特にこれと言った見所も無いので途中をだいぶ端折りましたが、およそ1時間ほどで麓まで下って来ました。
ここでもやはり入口がカラビナでロックされていました。これが三峰山の標準仕様なのだろうか。手袋をしていると、地味に外すのに難儀するのですが。
13時35分 御嶽山神社に戻って来ました。のんびりと歩いても3時間45分程度の、実にお手軽な行程でした。
帰りのバスの時間までまだ少しの間があるため、今度は日光の下のセツブンソウの姿を眺めて行くことにしましょう。
地面の上に一斉に咲き誇るその姿は、まるで小雪がパラついたかのようにも見えます。
朝の時点では気が付いていませんでしたが、よく見るとフクジュソウも沢山咲いていました。
セツブンソウと同様に、早春に咲く春の前触れの花です。2月に咲く花としては、ロウバイやマンサクと並んで定番の存在です。
そろそろ良いお時間なので、撤収します。帰路の栃木駅行きのバスは2時間に1本しかないので、事前に良く時間を確認しておいてください。14時10分のバスを乗り逃すと、次は16時までありません。
万が一帰りのバスを乗り逃してしまった時は、近くに星野遺跡と言う後期旧石器時代の遺跡があるので、そこで時間つぶしをするのが良いかと思います。今回私は立ち寄りませんでしたが、お食事処も近くにあります。
どんより曇っていた朝から一転、青空の下の三峰山の姿を写真言収めて、本日のミッションは終了です。
時間通りにやって来たふれあいバスで撤収します。以外にもと言ったら怒られそうですが、座席がすべて埋まるくらいには盛況でした。
栃木駅は特急けごんの停車駅ですが、帰りも鈍行に揺られてのんびりと帰宅の途につきました。
御嶽山神社のセツブンソウ群生地は、有名な小鹿野町のセツブンソウ園に比べるとはるかに小規模です。それは見方をかえると穴場であるとも言えるので、混雑を避けてゆっくりとセツブンソウを鑑賞したいと言う人にはおススメです。
古くからの霊場である三峰山は、色々と見所が詰まった魅力的な里山である事は間違いありません。
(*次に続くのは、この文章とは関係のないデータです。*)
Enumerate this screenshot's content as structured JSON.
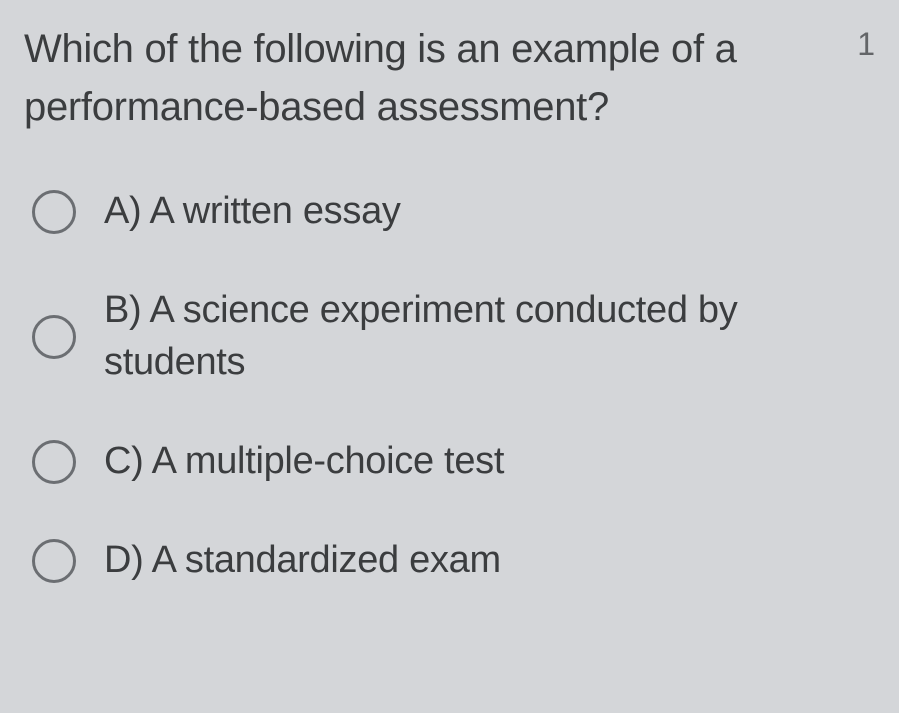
{
  "question": {
    "text": "Which of the following is an example of a performance-based assessment?",
    "number": "1"
  },
  "options": [
    {
      "label": "A) A written essay"
    },
    {
      "label": "B) A science experiment conducted by students"
    },
    {
      "label": "C) A multiple-choice test"
    },
    {
      "label": "D) A standardized exam"
    }
  ],
  "colors": {
    "background": "#d4d6d9",
    "text": "#3b3d3f",
    "number": "#636568",
    "radio_border": "#6b6e72"
  }
}
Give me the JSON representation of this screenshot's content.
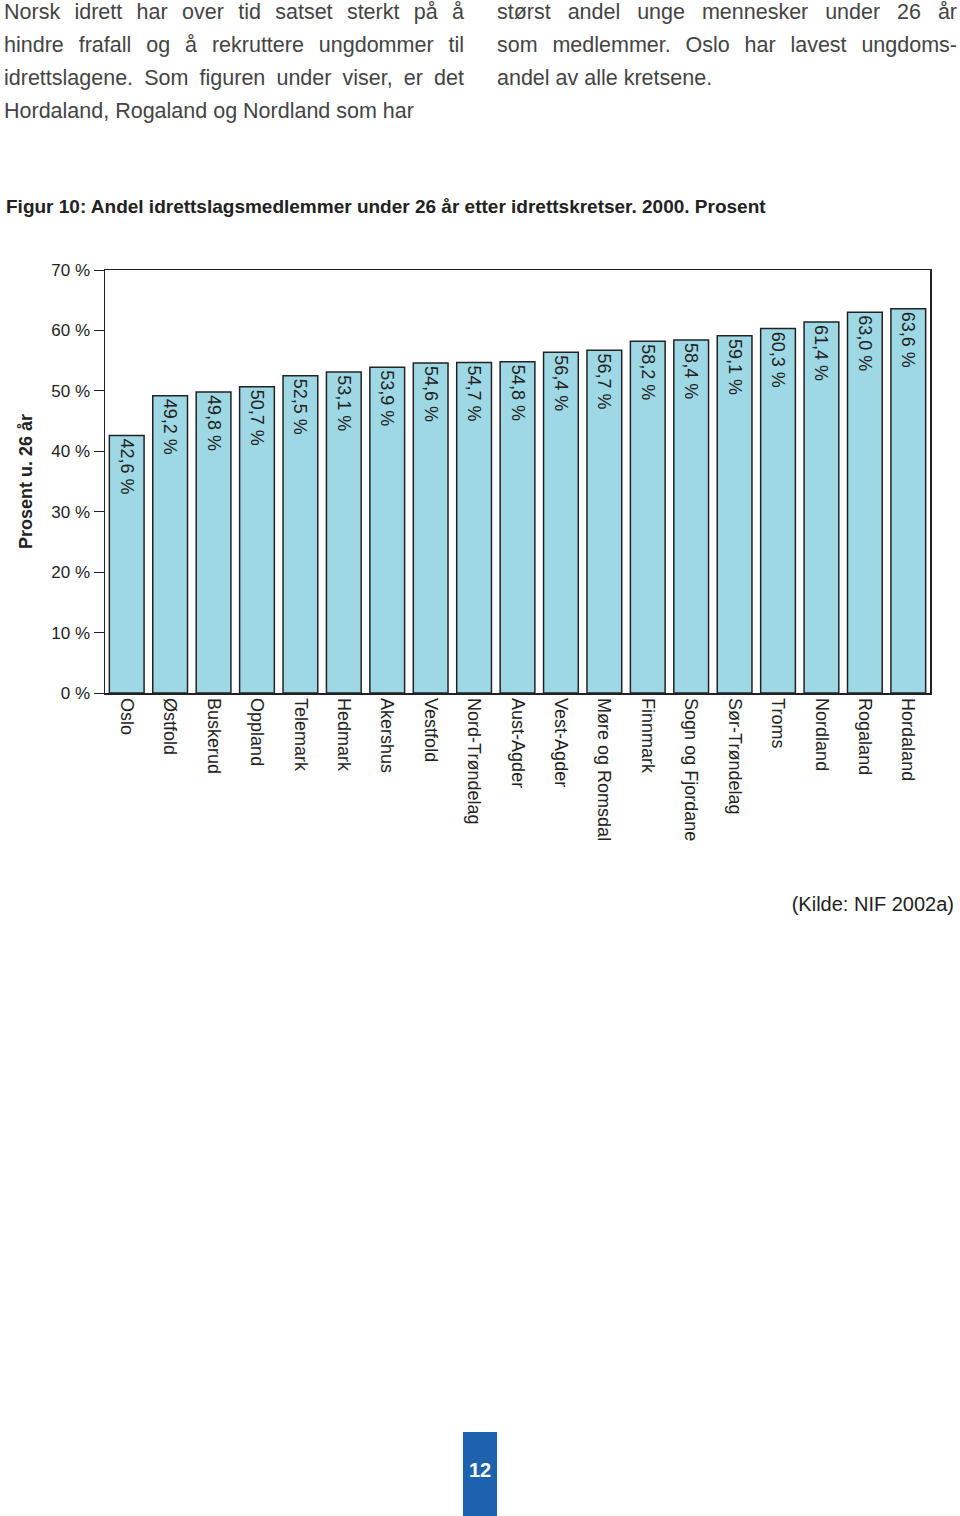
{
  "document": {
    "columns": [
      [
        "Norsk idrett har over tid satset sterkt på å",
        "hindre frafall og å rekruttere ungdommer til",
        "idrettslagene. Som figuren under viser, er det",
        "Hordaland, Rogaland og Nordland som har"
      ],
      [
        "størst andel unge mennesker under 26 år",
        "som medlemmer. Oslo har lavest ungdoms-",
        "andel av alle kretsene."
      ]
    ],
    "source": "(Kilde: NIF 2002a)",
    "page_number": "12"
  },
  "chart_data": {
    "type": "bar",
    "title": "Figur 10: Andel idrettslagsmedlemmer under 26 år etter idrettskretser. 2000. Prosent",
    "y_label": "Prosent u. 26 år",
    "categories": [
      "Oslo",
      "Østfold",
      "Buskerud",
      "Oppland",
      "Telemark",
      "Hedmark",
      "Akershus",
      "Vestfold",
      "Nord-Trøndelag",
      "Aust-Agder",
      "Vest-Agder",
      "Møre og Romsdal",
      "Finnmark",
      "Sogn og Fjordane",
      "Sør-Trøndelag",
      "Troms",
      "Nordland",
      "Rogaland",
      "Hordaland"
    ],
    "values": [
      42.6,
      49.2,
      49.8,
      50.7,
      52.5,
      53.1,
      53.9,
      54.6,
      54.7,
      54.8,
      56.4,
      56.7,
      58.2,
      58.4,
      59.1,
      60.3,
      61.4,
      63.0,
      63.6
    ],
    "value_labels": [
      "42,6 %",
      "49,2 %",
      "49,8 %",
      "50,7 %",
      "52,5 %",
      "53,1 %",
      "53,9 %",
      "54,6 %",
      "54,7 %",
      "54,8 %",
      "56,4 %",
      "56,7 %",
      "58,2 %",
      "58,4 %",
      "59,1 %",
      "60,3 %",
      "61,4 %",
      "63,0 %",
      "63,6 %"
    ],
    "data_labels": true,
    "color": "#9fd8e5",
    "ylim": [
      0,
      70
    ],
    "yticks": [
      {
        "value": 0,
        "label": "0 %"
      },
      {
        "value": 10,
        "label": "10 %"
      },
      {
        "value": 20,
        "label": "20 %"
      },
      {
        "value": 30,
        "label": "30 %"
      },
      {
        "value": 40,
        "label": "40 %"
      },
      {
        "value": 50,
        "label": "50 %"
      },
      {
        "value": 60,
        "label": "60 %"
      },
      {
        "value": 70,
        "label": "70 %"
      }
    ],
    "grid": false
  }
}
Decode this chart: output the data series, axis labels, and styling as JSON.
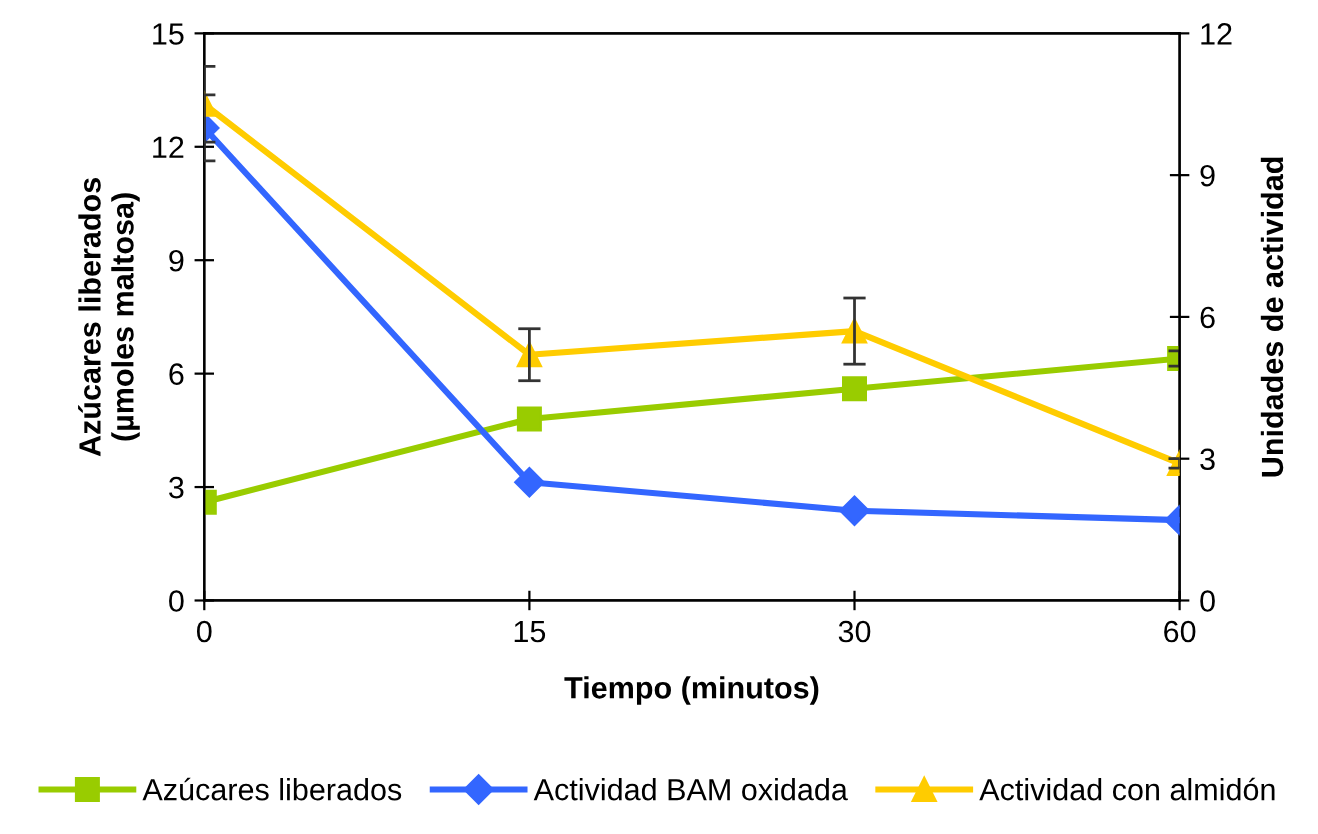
{
  "chart_data": {
    "type": "line",
    "xlabel": "Tiempo (minutos)",
    "ylabel": "Azúcares liberados\n(µmoles maltosa)",
    "y2label": "Unidades de actividad",
    "categories": [
      "0",
      "15",
      "30",
      "60"
    ],
    "ylim": [
      0,
      15
    ],
    "yticks": [
      0,
      3,
      6,
      9,
      12,
      15
    ],
    "y2lim": [
      0,
      12
    ],
    "y2ticks": [
      0,
      3,
      6,
      9,
      12
    ],
    "grid": false,
    "legend": "bottom",
    "series": [
      {
        "name": "Azúcares liberados",
        "color": "#99cc00",
        "marker": "square",
        "values": [
          2.6,
          4.8,
          5.6,
          6.4
        ],
        "errors": [
          null,
          null,
          null,
          0.2
        ]
      },
      {
        "name": "Actividad BAM oxidada",
        "color": "#3366ff",
        "marker": "diamond",
        "axis": "y2",
        "values": [
          10.0,
          2.5,
          1.9,
          1.7
        ],
        "errors": [
          0.7,
          null,
          null,
          null
        ]
      },
      {
        "name": "Actividad con almidón",
        "color": "#ffcc00",
        "marker": "triangle",
        "axis": "y2",
        "values": [
          10.5,
          5.2,
          5.7,
          2.9
        ],
        "errors": [
          0.8,
          0.55,
          0.7,
          0.1
        ]
      }
    ]
  }
}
しかし、東京から遠路はるばる訪れるだけの手間に見合うかと問われると、それは人によって意見が別れそうです。
地元の人々に愛されている里山、という立ち位置が一番シックリと来そうな一座です。
<コースタイム>
御嶽山神社(9:50)-奥の院(11:15~11:25)-剣ヶ峰(11:45)-三峰山(12:25~12:35)-御嶽山神社(13:35)
最後までお読みいただき、ありがとうございました。